Elevated Toe Raises– Do the same above with your toes on a step or raised surface with your heels hanging off the edge. When you relax between repetitions, let your heels hang down below the step and then raise again. Do 10 repetitions.
Butt Kicks– Stand with feet hip width apart. Bring your right heel up to your butt. Lower to the floor and alternate with your left. You can do this keeping one foot on the ground at all times and making it low impact and low intensity or you can make higher impact and intensity by doing it in a jog in place.
Jump Squat– Stand with feet shoulder width apart. Lower into a squat position. Push off through the balls of your feet jumping as high as you can. Softly land on the balls of your feet. Repeat for 10 repetitions.
Toe Jumps- Stand with feet shoulder width apart. Rise up to the balls of your feet. Hop up and down quickly. Repeat for 10-15 repetitions.
Recipe of the Month: Farmhouse Apple Bacon and Egg Casserole Recipe
Vegetable oil cooking spray
2 cups liquid egg substitute
2 cups nonfat milk
2 teaspoons dried sage
1 teaspoon black pepper
½ teaspoon salt
8 slices whole-grain bread, cubed
½ pound apple-cured bacon, chopped
3 small tart apples, such as Granny Smith
3 small red apples, such as McIntosh
- Preheat oven to 350ºF (176ºC). Spray a 13-x-9-inch pan with the cooking spray. Arrange the bread in a pan.

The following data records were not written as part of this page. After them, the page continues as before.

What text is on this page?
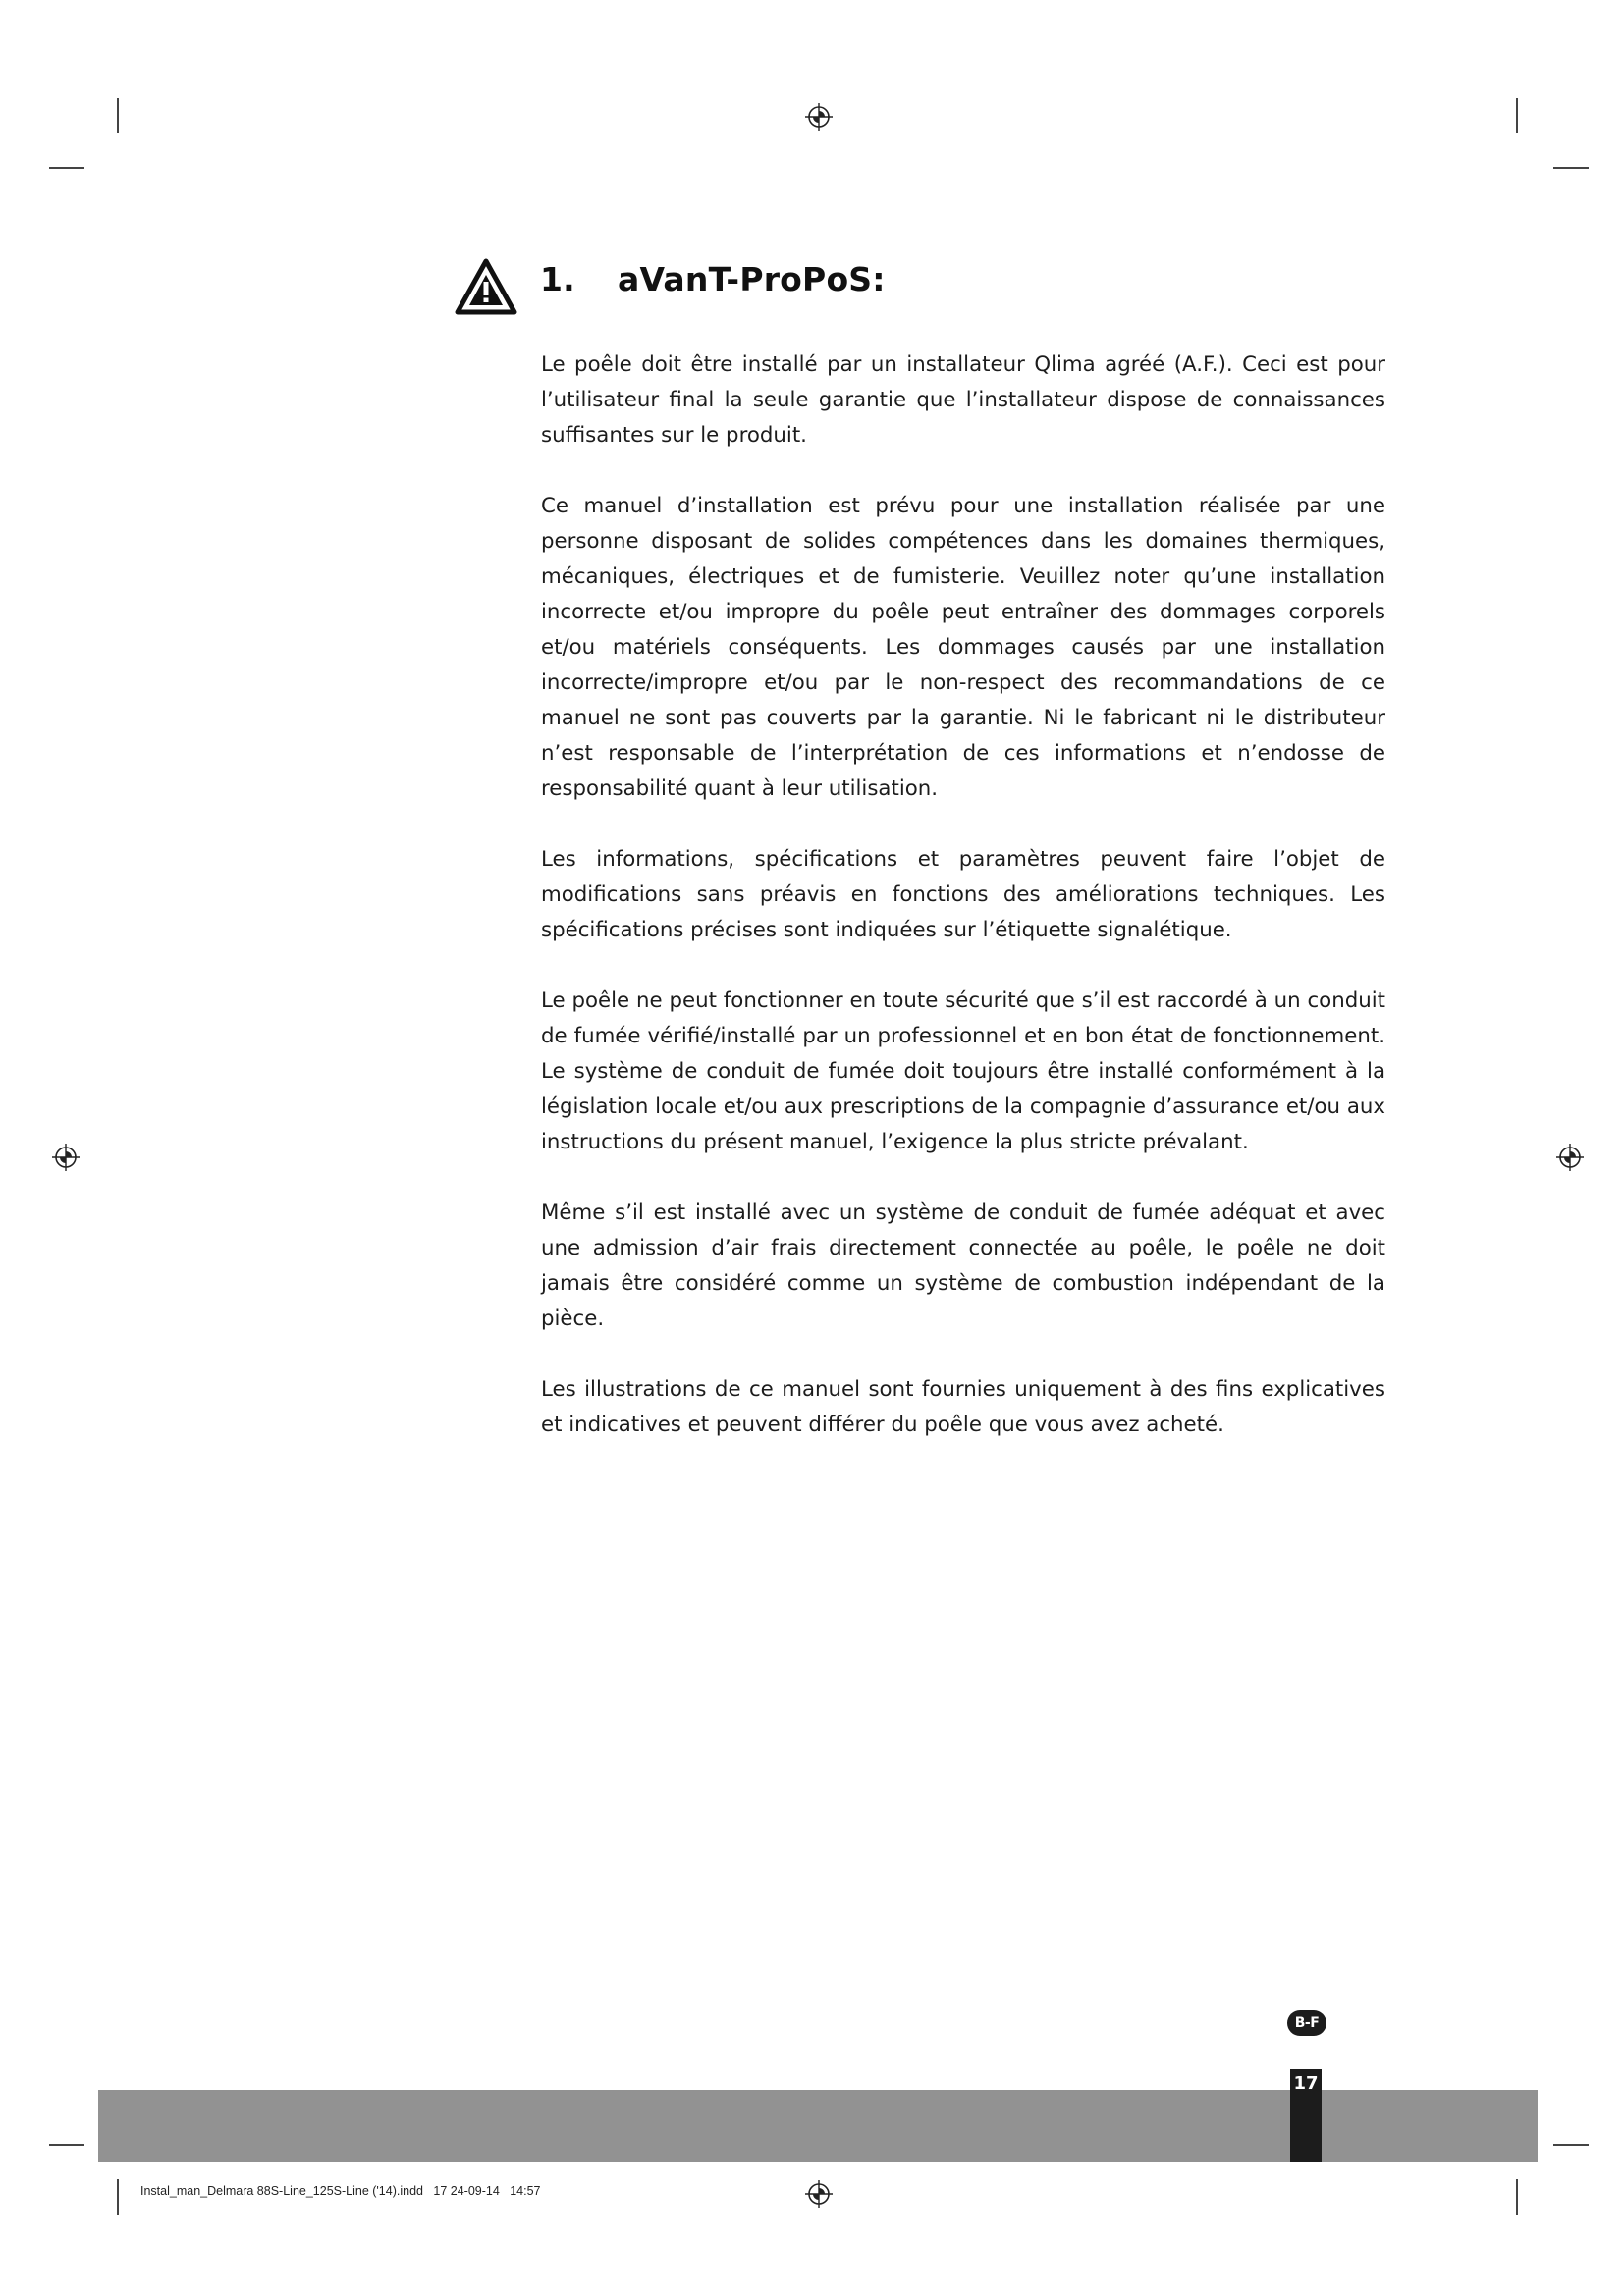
1. aVanT-ProPoS:

Le poêle doit être installé par un installateur Qlima agréé (A.F.). Ceci est pour l’utilisateur final la seule garantie que l’installateur dispose de connaissances suffisantes sur le produit.

Ce manuel d’installation est prévu pour une installation réalisée par une personne disposant de solides compétences dans les domaines thermiques, mécaniques, électriques et de fumisterie. Veuillez noter qu’une installation incorrecte et/ou impropre du poêle peut entraîner des dommages corporels et/ou matériels conséquents. Les dommages causés par une installation incorrecte/impropre et/ou par le non-respect des recommandations de ce manuel ne sont pas couverts par la garantie. Ni le fabricant ni le distributeur n’est responsable de l’interprétation de ces informations et n’endosse de responsabilité quant à leur utilisation.

Les informations, spécifications et paramètres peuvent faire l’objet de modifications sans préavis en fonctions des améliorations techniques. Les spécifications précises sont indiquées sur l’étiquette signalétique.

Le poêle ne peut fonctionner en toute sécurité que s’il est raccordé à un conduit de fumée vérifié/installé par un professionnel et en bon état de fonctionnement. Le système de conduit de fumée doit toujours être installé conformément à la législation locale et/ou aux prescriptions de la compagnie d’assurance et/ou aux instructions du présent manuel, l’exigence la plus stricte prévalant.

Même s’il est installé avec un système de conduit de fumée adéquat et avec une admission d’air frais directement connectée au poêle, le poêle ne doit jamais être considéré comme un système de combustion indépendant de la pièce.

Les illustrations de ce manuel sont fournies uniquement à des fins explicatives et indicatives et peuvent différer du poêle que vous avez acheté.

B-F
17
Instal_man_Delmara 88S-Line_125S-Line ('14).indd   17 24-09-14   14:57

- Whisk the egg substitute, milk, sage, pepper and salt in a bowl; pour over the bread. Mix and push the mixture down with a rubber spatula. Set aside.
- Cook the bacon thoroughly, but do not crisp. Drain on paper towels; set aside.
- Wash, core and chop (but do not peel) the apples. Add the apples to the bread mixture; stir well and push down with a rubber spatula. Sprinkle evenly with the bacon.
- Bake for 50 to 60 minutes.
Nutrition Information (12 servings)
Calories: 200; Total Fat: 7g; Saturated Fat: 2.5g; Cholesterol: 15mg; Sodium: 570mg; Total Carbohydrate: 22g; Dietary Fiber: 4g; Protein: 13g.